Writing is a Way to Think Deeply and Find Others Who Do Also [View all]
Reading great works can challenge us or, by comparison, make us notice how little effort or attention span many people exert in their communications. How little precision. How little thought. Social media posts are 94% hit and run. Angry hot takes, many of which completely miss the point of whatever they are responding to.
But writing is another mode altogether. Clarity. Revelations. The first audience for anything you write is you.
Carol S Pearson's seminal work "The Hero Within" is filled with deep psychological revelations, the kind that come from years of writing professionally and working with others who do:
No matter how much people want to feel loved, appreciated, and a part of things, they will be lonely until they make a commitment to themselves, a commitment that is so total that they will give up community and love, if necessary, to be fully who they are.
She analyzes the archetypal character arc used in most great stories. The protagonist goes through there archetypes in this order: the orphan, the wanderer, the warrior, the martyr. These correspond to the checklist used by Disney executives when evaluating potential projects:
Who is the Protagonist? = orphan, searching for the context of who they are
What do they want? = wanderer, searching for their purpose in this life
What stands in their way? = warrior, fighting and struggling to fulfill their purpose
What will happen if they don't get it? = martyr
She ties the wandering orphan phase to real life, uses a Carl Jung dynamic:
Abandonment actually is quite facilitative at this stage. When Wanderers do not let another in, whether it is parent, lover, therapist, analyst, or teacher, it is important for that helper to pull away so that Wanderers can experience fully the aloneness they have created for their own growth. Otherwise, they will be diverted from recognizing their loneliness by fighting off the assaults of others against their walls.
Ultimately we find revelation in our writing process.
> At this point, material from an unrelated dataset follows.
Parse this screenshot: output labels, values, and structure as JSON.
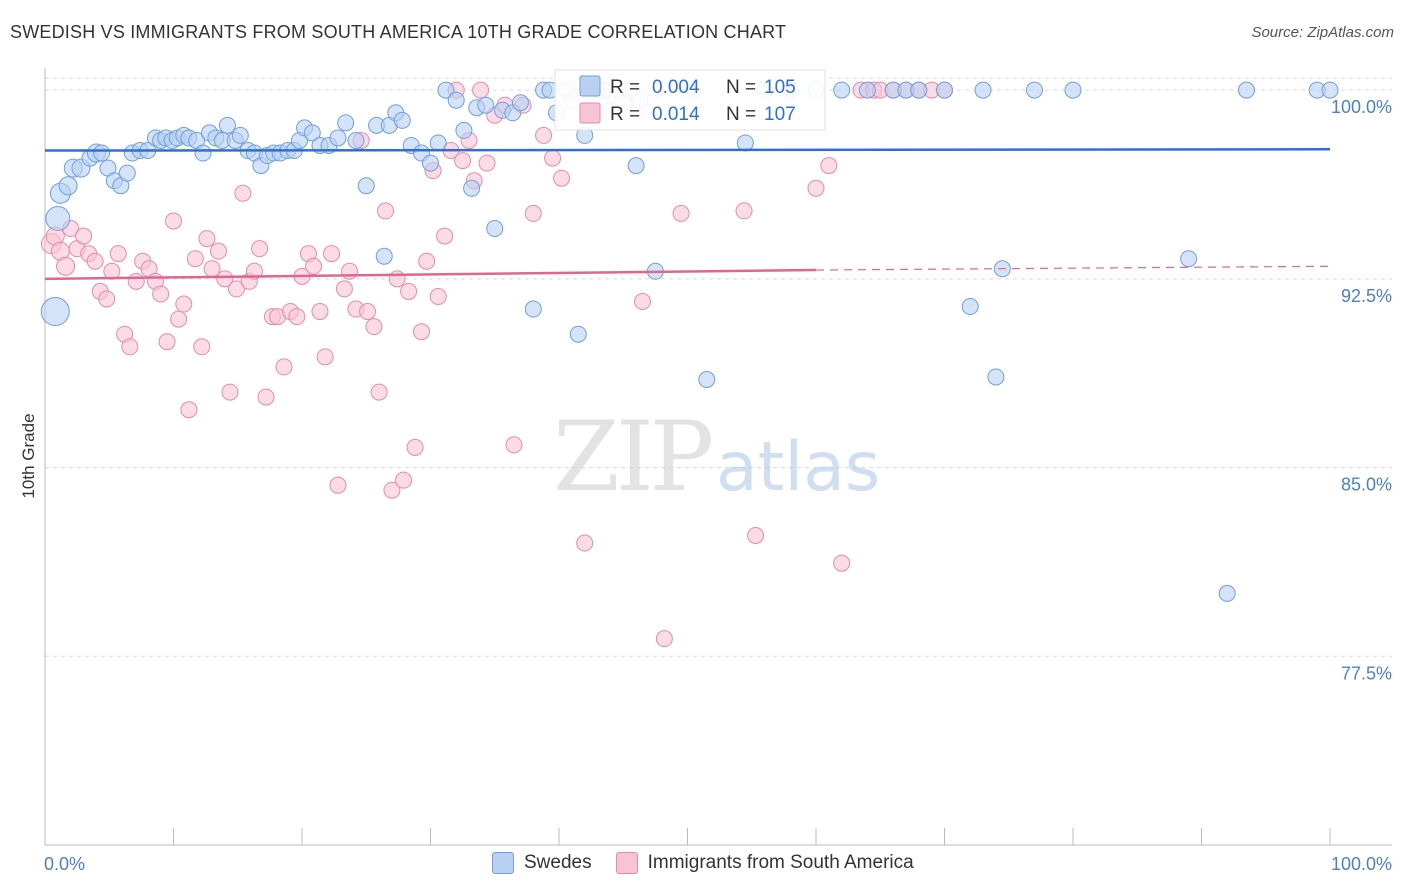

It forces us to look more closely at our lives and our role in it as parents, partners, helpers and mentors:
Paradoxically, it is in resolving what sometimes seems an intolerable opposition between parental or professional responsibilities and personal exploration that people often find out more fully who they are. They come to know themselves moment by moment by the decisions they make, trying to reconcile their care for others with their responsibility to themselves. Maturity comes with that curious mixture of taking responsibility for our prior choices while being as imaginative as possible in finding ways to continue our journeys.
Thinking deeply is worth the effort. I really wish more people would do it.